Chiesa
Ad Arquà Petrarca, sui Colli Euganei, si scorge un elegante chiesa dallo stile romanico e dalla pianta rettangolare. Se all’esterno ha conosciuto modifiche nel tempo, all’interno custodisce non solo pregevoli tracce artistiche – dall’altare maggiore dello scultore settecentesco Rizzi agli affreschi pregiotteschi – ma soprattutto un legame di devozione e storia con il proprio borgo che prosegue ormai da un millennio. È infatti datato 1026 l’atto in cui per la prima volta viene nominata la pieve di Santa Maria Assunta in quell’Arquà che solo in seguito avrebbe intrecciato in un connubio inscindibile il suo nome con quello di Francesco Petrarca. Sodalizio di cui proprio la chiesa continua a essere principale testimone, essendo appunto stata indicata dal letterato come luogo per la sua sepoltura, e proteggendo ancora oggi i resti nell’arca marmorea posta sul suo sagrato.
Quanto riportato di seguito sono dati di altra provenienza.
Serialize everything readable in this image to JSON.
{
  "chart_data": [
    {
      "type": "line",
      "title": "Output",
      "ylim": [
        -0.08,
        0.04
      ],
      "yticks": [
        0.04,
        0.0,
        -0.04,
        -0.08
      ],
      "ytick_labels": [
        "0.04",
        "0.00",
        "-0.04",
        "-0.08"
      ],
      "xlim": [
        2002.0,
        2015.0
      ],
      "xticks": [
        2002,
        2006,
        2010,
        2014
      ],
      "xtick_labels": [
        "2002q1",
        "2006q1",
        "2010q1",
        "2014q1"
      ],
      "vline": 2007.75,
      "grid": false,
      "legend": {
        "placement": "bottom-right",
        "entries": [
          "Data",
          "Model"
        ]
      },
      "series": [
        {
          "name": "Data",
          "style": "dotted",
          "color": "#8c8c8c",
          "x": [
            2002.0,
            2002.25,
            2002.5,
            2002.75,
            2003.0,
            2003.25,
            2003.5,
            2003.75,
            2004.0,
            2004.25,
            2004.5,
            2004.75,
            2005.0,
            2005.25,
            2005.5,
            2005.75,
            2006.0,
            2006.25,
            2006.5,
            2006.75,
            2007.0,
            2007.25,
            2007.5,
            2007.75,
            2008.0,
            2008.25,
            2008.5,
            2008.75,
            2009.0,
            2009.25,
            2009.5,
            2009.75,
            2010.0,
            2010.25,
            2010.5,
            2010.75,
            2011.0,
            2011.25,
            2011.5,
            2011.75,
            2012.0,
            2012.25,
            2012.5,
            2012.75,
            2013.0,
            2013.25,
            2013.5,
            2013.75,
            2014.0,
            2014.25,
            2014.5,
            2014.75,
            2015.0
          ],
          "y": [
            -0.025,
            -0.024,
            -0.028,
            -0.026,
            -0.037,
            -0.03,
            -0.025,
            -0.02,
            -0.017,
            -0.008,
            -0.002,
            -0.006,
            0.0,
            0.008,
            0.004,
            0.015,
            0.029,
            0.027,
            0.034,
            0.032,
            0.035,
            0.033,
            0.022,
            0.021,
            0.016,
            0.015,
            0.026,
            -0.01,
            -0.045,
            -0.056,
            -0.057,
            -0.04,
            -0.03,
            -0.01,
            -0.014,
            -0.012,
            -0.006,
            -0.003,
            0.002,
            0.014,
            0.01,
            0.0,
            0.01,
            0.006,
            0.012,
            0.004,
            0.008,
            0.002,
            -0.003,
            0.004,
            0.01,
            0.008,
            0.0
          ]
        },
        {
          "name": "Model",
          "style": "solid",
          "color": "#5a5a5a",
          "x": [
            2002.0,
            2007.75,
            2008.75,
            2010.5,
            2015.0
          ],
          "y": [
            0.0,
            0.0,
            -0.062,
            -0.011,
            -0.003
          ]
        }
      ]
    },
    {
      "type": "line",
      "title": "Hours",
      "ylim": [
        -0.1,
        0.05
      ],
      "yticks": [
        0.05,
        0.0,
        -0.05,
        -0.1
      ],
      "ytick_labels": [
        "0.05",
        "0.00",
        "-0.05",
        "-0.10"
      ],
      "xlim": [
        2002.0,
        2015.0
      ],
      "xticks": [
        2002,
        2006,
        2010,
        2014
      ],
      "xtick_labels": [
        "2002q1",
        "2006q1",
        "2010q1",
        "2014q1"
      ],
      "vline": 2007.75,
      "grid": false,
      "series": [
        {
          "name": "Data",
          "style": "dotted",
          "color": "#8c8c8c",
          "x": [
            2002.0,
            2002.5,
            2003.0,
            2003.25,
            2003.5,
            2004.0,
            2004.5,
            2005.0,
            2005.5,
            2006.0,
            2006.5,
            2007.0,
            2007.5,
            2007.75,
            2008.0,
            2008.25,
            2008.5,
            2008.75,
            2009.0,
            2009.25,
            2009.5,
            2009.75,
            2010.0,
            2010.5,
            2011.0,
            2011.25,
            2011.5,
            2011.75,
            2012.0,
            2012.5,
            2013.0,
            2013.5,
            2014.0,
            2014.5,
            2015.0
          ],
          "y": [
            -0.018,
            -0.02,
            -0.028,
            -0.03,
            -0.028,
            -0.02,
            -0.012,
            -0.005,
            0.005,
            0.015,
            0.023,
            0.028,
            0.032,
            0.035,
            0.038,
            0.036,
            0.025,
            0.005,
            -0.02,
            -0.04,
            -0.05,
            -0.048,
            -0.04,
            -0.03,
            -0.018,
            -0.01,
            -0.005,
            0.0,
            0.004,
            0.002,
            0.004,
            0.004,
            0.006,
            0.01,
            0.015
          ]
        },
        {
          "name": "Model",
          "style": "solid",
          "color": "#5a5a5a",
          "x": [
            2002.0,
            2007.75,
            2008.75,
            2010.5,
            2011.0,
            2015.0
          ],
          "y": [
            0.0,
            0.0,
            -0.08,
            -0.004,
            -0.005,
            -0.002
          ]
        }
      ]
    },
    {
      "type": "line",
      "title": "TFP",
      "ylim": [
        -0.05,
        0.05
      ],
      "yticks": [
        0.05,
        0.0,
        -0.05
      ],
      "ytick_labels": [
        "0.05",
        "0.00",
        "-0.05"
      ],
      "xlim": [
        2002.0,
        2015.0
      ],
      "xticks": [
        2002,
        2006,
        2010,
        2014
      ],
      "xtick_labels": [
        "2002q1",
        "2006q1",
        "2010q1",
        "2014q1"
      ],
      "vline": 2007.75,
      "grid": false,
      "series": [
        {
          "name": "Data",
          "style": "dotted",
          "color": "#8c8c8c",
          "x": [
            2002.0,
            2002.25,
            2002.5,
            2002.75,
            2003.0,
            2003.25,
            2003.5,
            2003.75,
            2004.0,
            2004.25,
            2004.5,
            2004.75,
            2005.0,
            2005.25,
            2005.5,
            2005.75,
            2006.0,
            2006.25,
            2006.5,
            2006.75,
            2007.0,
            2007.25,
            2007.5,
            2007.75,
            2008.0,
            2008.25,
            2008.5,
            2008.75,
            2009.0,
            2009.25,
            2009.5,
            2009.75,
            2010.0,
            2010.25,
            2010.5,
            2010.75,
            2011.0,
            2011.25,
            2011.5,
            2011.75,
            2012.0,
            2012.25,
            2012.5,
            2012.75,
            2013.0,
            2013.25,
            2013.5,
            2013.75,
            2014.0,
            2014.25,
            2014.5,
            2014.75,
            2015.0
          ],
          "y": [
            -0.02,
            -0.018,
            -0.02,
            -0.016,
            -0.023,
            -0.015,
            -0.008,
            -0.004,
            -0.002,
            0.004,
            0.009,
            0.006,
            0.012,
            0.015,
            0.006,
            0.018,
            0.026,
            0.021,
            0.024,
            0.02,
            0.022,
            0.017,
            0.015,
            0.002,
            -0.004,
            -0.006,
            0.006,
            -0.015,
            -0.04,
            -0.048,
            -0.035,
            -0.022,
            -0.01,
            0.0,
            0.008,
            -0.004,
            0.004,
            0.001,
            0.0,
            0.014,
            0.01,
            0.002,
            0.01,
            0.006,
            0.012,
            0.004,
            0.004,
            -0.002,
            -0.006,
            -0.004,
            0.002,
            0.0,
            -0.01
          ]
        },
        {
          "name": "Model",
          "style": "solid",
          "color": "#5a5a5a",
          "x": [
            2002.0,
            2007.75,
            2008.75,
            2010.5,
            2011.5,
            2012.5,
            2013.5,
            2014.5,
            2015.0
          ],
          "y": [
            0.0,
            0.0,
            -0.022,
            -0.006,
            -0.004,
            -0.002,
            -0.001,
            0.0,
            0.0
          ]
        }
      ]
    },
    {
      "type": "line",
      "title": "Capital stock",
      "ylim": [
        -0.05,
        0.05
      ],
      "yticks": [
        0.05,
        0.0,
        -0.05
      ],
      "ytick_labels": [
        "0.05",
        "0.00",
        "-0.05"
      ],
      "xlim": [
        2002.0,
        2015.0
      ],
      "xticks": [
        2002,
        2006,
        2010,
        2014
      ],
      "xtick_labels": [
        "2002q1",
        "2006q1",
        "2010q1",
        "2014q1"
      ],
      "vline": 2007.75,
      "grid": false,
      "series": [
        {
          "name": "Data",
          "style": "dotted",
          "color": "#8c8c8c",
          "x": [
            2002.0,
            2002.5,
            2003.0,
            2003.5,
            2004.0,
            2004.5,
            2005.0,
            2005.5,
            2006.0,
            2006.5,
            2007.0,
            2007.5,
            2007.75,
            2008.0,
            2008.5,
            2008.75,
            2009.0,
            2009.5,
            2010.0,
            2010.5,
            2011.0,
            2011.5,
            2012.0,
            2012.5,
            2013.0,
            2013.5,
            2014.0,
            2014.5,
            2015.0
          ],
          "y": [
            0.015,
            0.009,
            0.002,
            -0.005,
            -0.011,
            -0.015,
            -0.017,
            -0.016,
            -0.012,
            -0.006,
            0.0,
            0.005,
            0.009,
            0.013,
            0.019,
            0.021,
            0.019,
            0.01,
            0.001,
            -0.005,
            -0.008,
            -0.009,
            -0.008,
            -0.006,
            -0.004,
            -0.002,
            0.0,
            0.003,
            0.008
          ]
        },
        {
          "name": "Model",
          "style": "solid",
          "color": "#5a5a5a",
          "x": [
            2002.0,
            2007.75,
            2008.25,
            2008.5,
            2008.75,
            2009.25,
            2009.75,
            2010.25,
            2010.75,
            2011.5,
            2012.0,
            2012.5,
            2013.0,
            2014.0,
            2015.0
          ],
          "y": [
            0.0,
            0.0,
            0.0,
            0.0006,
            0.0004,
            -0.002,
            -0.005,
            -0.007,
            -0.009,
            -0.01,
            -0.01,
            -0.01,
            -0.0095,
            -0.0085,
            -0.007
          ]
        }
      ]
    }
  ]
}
Storia collettiva e avvenimenti personali sono, dunque, confluiti in questo sito divenuto non solo luogo di preghiera ma uno scrigno di ricordi per l’intera comunità locale che ora riapre quei cassetti per trovarvi frammenti di memoria ma specialmente una nuova linfa per affrontare le sfide future. Il 27 febbraio – giorno successivo a quello in cui il documento storico colloca dieci secoli fa l’intitolazione all’Assunta – sarà proprio la messa presieduta dal vescovo Claudio, alle 20.30, a inaugurare il calendario dei festeggiamenti.
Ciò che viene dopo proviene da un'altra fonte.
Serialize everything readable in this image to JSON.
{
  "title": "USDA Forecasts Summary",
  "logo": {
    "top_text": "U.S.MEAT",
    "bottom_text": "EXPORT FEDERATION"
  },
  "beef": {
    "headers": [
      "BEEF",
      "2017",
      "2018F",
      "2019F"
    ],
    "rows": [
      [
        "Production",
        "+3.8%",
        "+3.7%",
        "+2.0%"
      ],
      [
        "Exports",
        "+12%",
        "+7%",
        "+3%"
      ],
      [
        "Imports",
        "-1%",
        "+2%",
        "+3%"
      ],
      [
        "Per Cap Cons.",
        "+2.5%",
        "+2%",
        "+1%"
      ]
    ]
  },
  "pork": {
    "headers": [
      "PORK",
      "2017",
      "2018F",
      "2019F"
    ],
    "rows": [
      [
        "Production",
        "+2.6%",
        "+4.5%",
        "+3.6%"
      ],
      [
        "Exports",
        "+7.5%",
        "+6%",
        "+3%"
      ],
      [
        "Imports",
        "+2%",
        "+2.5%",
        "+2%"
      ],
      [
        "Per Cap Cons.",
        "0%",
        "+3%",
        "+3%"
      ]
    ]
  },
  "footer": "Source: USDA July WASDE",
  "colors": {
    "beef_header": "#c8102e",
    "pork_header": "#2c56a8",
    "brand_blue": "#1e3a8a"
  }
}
Per l’estate, annuncia il parroco don Romeo Bettio, sono in programma due concerti – il 31 maggio per la sentita solennità della Santissima Trinità e il 14 agosto – oltre alla manifestazione canora nel giorno di Ferragosto. A metà settembre verrà invece presentato un volume dal carattere scientifico dedicato alla storia e ai tesori artistici della chiesa, mentre a ottobre saranno inaugurati i restauri del campanile e della sacrestia.
«Con parole e celebrazioni, eventi culturali e interventi strutturali, desideriamo consegnare alla gente il messaggio che l’anniversario è un momento di rilancio contrassegnato dalla vigoria e dalla capacità propulsiva» spiega l’arciprete. Una forza che si auspica possa continuare anche in seguito, andando a coinvolgere non solo la parrocchia ma l’intero borgo che – seppur nel mutato contesto contemporaneo – trova oggi come allora nella chiesa un punto fermo nella vita quotidiana e nei momenti più turbolenti.
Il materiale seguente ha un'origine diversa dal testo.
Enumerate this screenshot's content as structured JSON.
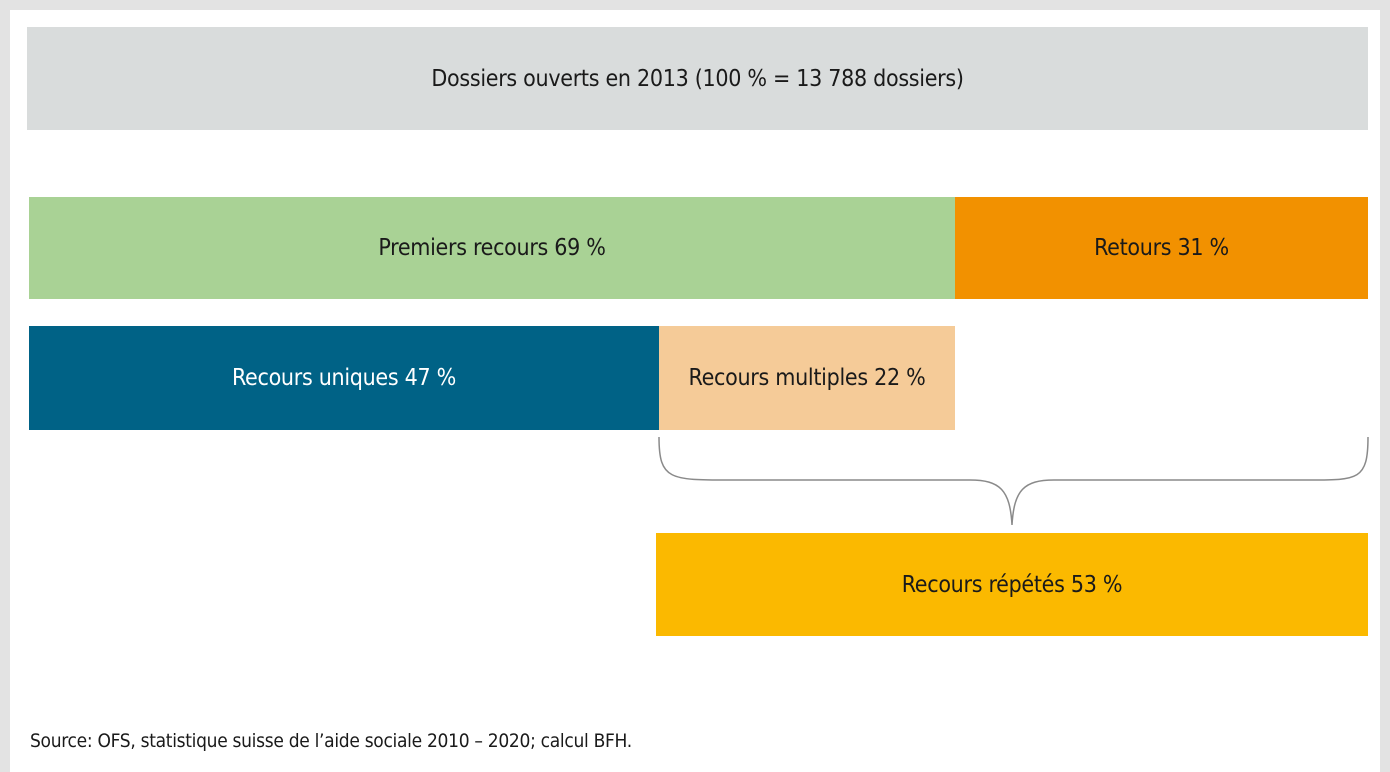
{
  "header": {
    "title": "Dossiers ouverts en 2013 (100 % = 13 788 dossiers)"
  },
  "boxes": {
    "first": "Premiers recours 69 %",
    "returns": "Retours 31 %",
    "unique": "Recours uniques 47 %",
    "multiple": "Recours multiples 22 %",
    "repeated": "Recours répétés 53 %"
  },
  "source": "Source: OFS, statistique suisse de l’aide sociale 2010 – 2020; calcul BFH."
}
«Per il futuro mi auguro che ci sia sempre più una capacità di integrazione in una popolazione che risulta essere composta anche da molte persone trasferitesi in un secondo momento ad Arquà – continua don Bettio – Questo dovrà adattarsi, da un punto di vista ecclesiale, all’apertura indicata dal Sinodo diocesano e resa necessaria dalla scarsità di sacerdoti; si dovrà collaborare ad esempio con l’area del Monselicense nella prospettiva della possibile mancanza di un parroco residente in ogni paese».
Vede la potenziale capacità di questo anniversario nell’unire maggiormente la popolazione anche Imer Paolo Callegaro, fino allo scorso anno all’interno del consiglio pastorale parrocchiale, partendo proprio dalla riscoperta della storia e dell’esperienza diretta dei nativi del borgo con la loro parrocchia. «Ho capito che rispetto al legame, ad esempio con l’ambiente culturale, il paese abbia mantenuto un rapporto più stretto proprio con la chiesa; sento ancora presente questa vitalità, confermata per esempio dalla ripresa delle attività della banda durante le processioni o la partecipazione dei ragazzi ai campiscuola». Per la loro crescita Callegaro conferma il forte ruolo ancora oggi ricoperto dalla parrocchia. «I giovani hanno un rapporto diverso rispetto al passato ma ad Arquà, con don Romeo, sono coinvolti. Si trovano all’interno di un ambiente che dà loro la possibilità di pensare e rappresentare un futuro che abbia quel senso di cui i giovani hanno oggi fame. La proposta religiosa, e in particolare quella cattolica, è fondamentale per dare loro stabilità, forza e futuro».